Devotees of Jane Austen book clubs, movies and television miniseries likely will find much to savor in Emma, the lilting musical adaptation of Austen's 1816 novel about self-delusion, class decorum and the perils of meddlesome matchmaking that's receiving a sumptuous staging at the Repertory Theatre of St. Louis. This chamber musical is a visual delight. Scenery, costumes and lighting offer a rose-colored view of sedate country life during the English Regency period in Highbury, a village south of London.
So much visual splendor provides an apt setting for the ebullience of Paul Gordon's music and lyrics, which are readily accessible on a first hearing. In tune with the show's rustic motif, a small chamber quartet (piano, oboe/English horn, cello, violin) perches in a sort of bird's nest above the set. The orchestrations are graceful and civilized; lightness is the order of the evening.
In addition to composing the pleasant songs, Gordon also wrote the script. Here he has not been so successful. For in seeking to wedge so much of this tangled plot (about a rambunctious, egoistic young girl who ruins the lives of her friends for little reason other than that she has too much time on her hands) into a musical comedy book, the adaptor has made some dubious choices. For starters, Gordon's libretto is too faithful to the novel. In order to cram in so much exposition, we are restricted to snapshots rather than drawings of too many characters. For instance, on the page the insufferable Mrs. Elton (the minister's pretentious wife) sucks the very air out of any scene in which she appears. Onstage, because she is relegated to the background, she is more of a nuisance than a termagant.
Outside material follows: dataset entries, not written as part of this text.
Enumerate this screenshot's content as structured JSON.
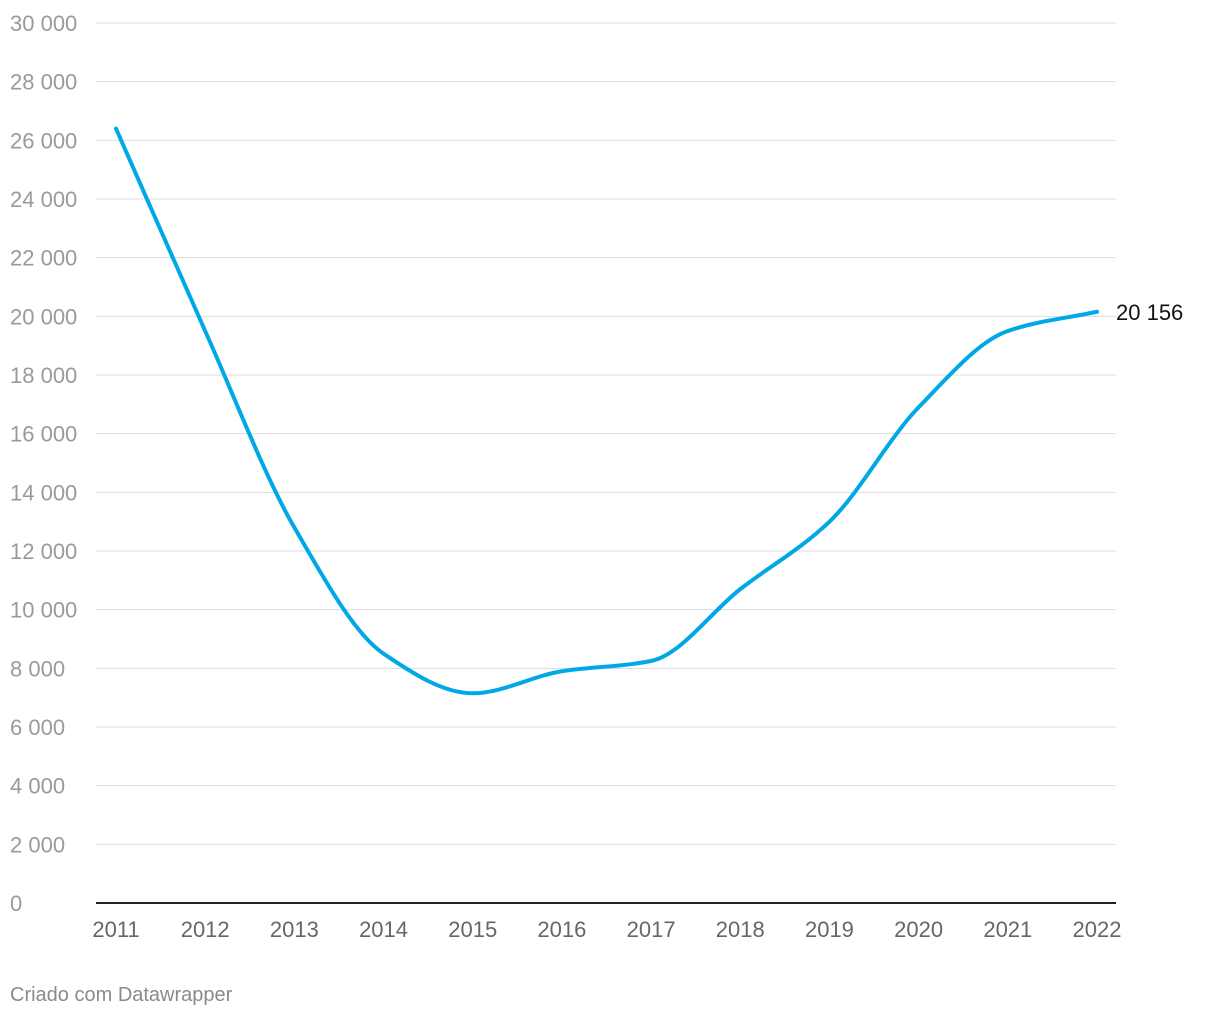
{
  "chart_data": {
    "type": "line",
    "title": "",
    "xlabel": "",
    "ylabel": "",
    "x": [
      "2011",
      "2012",
      "2013",
      "2014",
      "2015",
      "2016",
      "2017",
      "2018",
      "2019",
      "2020",
      "2021",
      "2022"
    ],
    "series": [
      {
        "color": "#00a8e6",
        "values": [
          26400,
          19500,
          12800,
          8500,
          7150,
          7900,
          8250,
          10700,
          13000,
          16900,
          19500,
          20156
        ]
      }
    ],
    "ylim": [
      0,
      30000
    ],
    "yticks": [
      0,
      2000,
      4000,
      6000,
      8000,
      10000,
      12000,
      14000,
      16000,
      18000,
      20000,
      22000,
      24000,
      26000,
      28000,
      30000
    ],
    "ytick_labels": [
      "0",
      "2 000",
      "4 000",
      "6 000",
      "8 000",
      "10 000",
      "12 000",
      "14 000",
      "16 000",
      "18 000",
      "20 000",
      "22 000",
      "24 000",
      "26 000",
      "28 000",
      "30 000"
    ],
    "end_label": "20 156",
    "grid": true,
    "legend": "none"
  },
  "footer": {
    "credit": "Criado com Datawrapper"
  }
}
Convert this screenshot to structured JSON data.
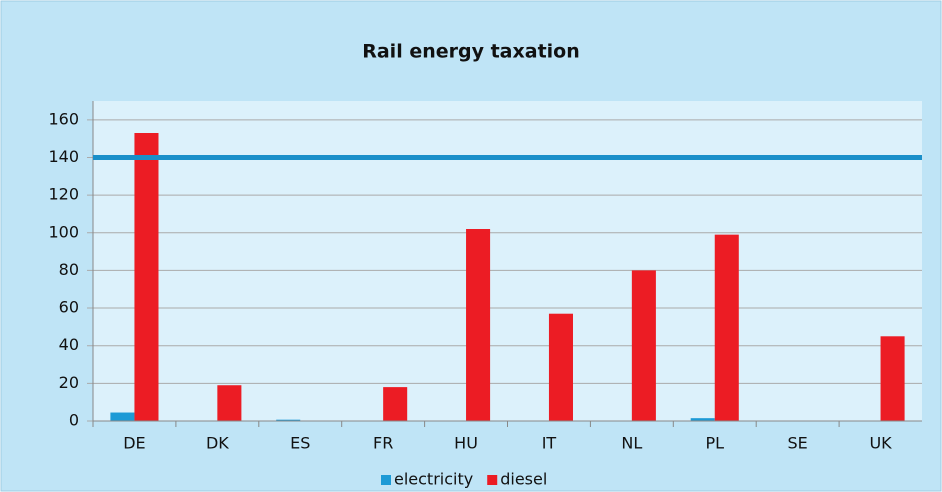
{
  "chart_data": {
    "type": "bar",
    "title": "Rail energy taxation",
    "categories": [
      "DE",
      "DK",
      "ES",
      "FR",
      "HU",
      "IT",
      "NL",
      "PL",
      "SE",
      "UK"
    ],
    "series": [
      {
        "name": "electricity",
        "color": "#1c9ad6",
        "values": [
          4.5,
          0,
          0.7,
          0,
          0,
          0,
          0,
          1.5,
          0,
          0
        ]
      },
      {
        "name": "diesel",
        "color": "#ec1c24",
        "values": [
          153,
          19,
          0,
          18,
          102,
          57,
          80,
          99,
          0,
          45
        ]
      }
    ],
    "reference_line": {
      "value": 140,
      "color": "#1a8fc9"
    },
    "ylim": [
      0,
      170
    ],
    "yticks": [
      0,
      20,
      40,
      60,
      80,
      100,
      120,
      140,
      160
    ],
    "grid": true,
    "legend": "bottom"
  }
}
Then there is Miss Bates, surely one of Austen's most memorable creations: a garrulous spinster, a dreary bore, yet lacking a single mean bone in her body. Emma's unthinking public humiliation of Miss Bates should be a climactic, breath-stopping moment of piercing pain. Yet as written and staged here, this potentially pregnant moment is merely another incident in a checklist of incidents, to be gotten through as quickly as possible so that we can move on to the next dramatized incident. Although Emma succeeds as a droll display of foppery and nonsense, it fails to persuade us that Austen's story still resonates nearly 200 years after it was written. To the contrary, the doings here all seem so trivial.
In his pursuit of an evocation of the period (or at least what he deems the period to have been), director Robert Kelley's staging is not so much stylish as it is mannered. That's mannered as in mannequin: All this curtsying and bowing deflates the evening of so much as a breath of life. Kelley has allowed his title character to devolve into a kind of wind-up doll. In the title role, Lianne Marie Dobbs' Emma is chirpy and pert — and doesn't she know it.
Watch for the contrivances as Dobbs spiritedly sings: Her hands caress her cheek, just for so long and no longer; now a studied flip of the fingers into the air; next, arms outstretched as if she's a human kite. It's all so affected. There's not a spontaneous movement or moment in her entire blithe portrayal. Such artificial performing harkens back to the gymnastic Delsarte system of declamation that was popular in the 1890s.
Emma is not without its visual and auditory charms. And if the zealous opening-night audience was any measure, it would seem that the Rep has a hit on its hands. Yet a minority report would suggest that those viewers who are not already Austen devotees run the risk of finding Emma a much longer, and far less involving, evening than it intends to be.